The ultimate diner challenge: All I can say at this point is good luck. Every tactical strategy is on the table. All of the following could potentially be included, but don't limit yourself. Bribery, food eating contest, singing, I spy the food on your plate game, begging, threatening, and surrendering at times to the fact that you might have lost the battle, but you will win the war. There are those rare moments where you put the dish down in front of themed, and they EAT! Can you believe this! This actually can happen. You don't even want to breath and definitely no eye contact! In between now and the last zone of the day, you will be exposed to many more floor dropping behaviors. You might hear phrases like, “you're mean, I don't like you, that's mine, No No”. This will typically be followed by several more times of saying no. Several parenting strategies can be implemented during this time offering rewards, time out, stay consistent, and do your best to ignore the fact somebody is kicking you in the leg. Try to remember to breathe and get through it. It is possible to have a slight melt down during this time, and an occasional volume increase in your voice. In other words, at this point you have the capability to lose your cookies. Remain strong and call for back up reinforcement when necessary!
Bed time routine zone:
Well, by the time you add up bath time, potty time, brush your teeth, story time, singing the songs & lots of kisses, they need to make this a 34 hour day not 24! And let's not forget the fact that you have to repeat all of this about five times because they keep getting out of their bed.
Then it happens, the sigh of exhaustion. You contemplate what to do next, veg out on the couch, have a drink, take a shower for the first time, the choices are plentiful!
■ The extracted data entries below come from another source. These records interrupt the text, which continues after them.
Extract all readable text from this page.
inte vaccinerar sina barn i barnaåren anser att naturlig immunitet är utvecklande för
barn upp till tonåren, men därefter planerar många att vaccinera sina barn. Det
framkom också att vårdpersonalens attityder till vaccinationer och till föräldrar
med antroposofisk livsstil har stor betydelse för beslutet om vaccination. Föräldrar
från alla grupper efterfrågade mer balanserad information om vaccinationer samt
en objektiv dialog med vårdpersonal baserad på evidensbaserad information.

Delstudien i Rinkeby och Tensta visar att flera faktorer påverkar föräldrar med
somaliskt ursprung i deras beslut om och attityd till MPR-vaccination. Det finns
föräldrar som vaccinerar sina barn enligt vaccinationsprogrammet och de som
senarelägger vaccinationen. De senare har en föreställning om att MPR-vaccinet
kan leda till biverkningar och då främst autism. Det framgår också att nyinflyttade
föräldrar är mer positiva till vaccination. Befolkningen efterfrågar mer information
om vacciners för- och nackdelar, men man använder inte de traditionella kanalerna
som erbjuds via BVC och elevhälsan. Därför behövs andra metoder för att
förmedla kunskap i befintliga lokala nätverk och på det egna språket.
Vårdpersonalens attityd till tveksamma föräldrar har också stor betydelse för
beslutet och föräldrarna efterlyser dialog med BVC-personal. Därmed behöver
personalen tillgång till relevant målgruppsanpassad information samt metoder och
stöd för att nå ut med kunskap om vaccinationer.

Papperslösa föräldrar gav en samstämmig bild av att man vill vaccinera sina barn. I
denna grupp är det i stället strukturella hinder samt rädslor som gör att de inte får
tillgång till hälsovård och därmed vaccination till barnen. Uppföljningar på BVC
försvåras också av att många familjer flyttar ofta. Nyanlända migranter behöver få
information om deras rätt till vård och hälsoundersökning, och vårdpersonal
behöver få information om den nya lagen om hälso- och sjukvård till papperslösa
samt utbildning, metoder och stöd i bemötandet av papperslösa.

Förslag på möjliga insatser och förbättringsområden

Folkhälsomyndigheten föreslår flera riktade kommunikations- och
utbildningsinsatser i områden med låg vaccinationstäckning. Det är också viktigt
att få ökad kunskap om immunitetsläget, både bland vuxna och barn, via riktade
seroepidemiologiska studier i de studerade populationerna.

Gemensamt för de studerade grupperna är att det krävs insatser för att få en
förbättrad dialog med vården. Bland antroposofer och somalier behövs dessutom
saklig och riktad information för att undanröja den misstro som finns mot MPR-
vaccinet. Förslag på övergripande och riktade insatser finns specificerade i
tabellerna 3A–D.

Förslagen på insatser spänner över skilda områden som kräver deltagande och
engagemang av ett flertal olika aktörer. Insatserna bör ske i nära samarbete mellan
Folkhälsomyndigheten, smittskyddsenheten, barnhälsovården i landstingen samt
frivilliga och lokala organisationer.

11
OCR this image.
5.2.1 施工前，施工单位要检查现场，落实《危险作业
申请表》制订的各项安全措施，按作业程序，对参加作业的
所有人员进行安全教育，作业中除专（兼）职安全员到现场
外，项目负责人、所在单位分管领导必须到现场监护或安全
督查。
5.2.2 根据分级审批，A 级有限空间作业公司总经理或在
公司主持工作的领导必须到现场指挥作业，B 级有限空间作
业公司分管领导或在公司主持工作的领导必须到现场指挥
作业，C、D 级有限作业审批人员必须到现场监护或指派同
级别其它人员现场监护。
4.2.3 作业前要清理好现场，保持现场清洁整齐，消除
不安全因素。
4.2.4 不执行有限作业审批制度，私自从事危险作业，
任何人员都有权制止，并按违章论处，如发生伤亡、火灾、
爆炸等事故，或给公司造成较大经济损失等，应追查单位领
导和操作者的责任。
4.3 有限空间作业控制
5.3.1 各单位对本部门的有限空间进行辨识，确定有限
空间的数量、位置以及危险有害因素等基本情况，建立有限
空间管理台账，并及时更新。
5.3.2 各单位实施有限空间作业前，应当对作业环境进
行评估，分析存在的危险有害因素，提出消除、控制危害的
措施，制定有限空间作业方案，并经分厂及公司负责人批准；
Sometime later.......You open the door to peek on them one last time before you collapse in your bed. It is in that quick moment without any reservation the craziness of the day falls away. You find yourself staring at the most perfect angle that just melts your heart, and completes your being. You fill me, you drained me, you teach me, and through it all you have my whole heart. I know it's your job to test every boundary and it's my job to hold the fort down. I will take pride in this important role, and do my best even on the nights when there's an empty bottle of wine on the counter.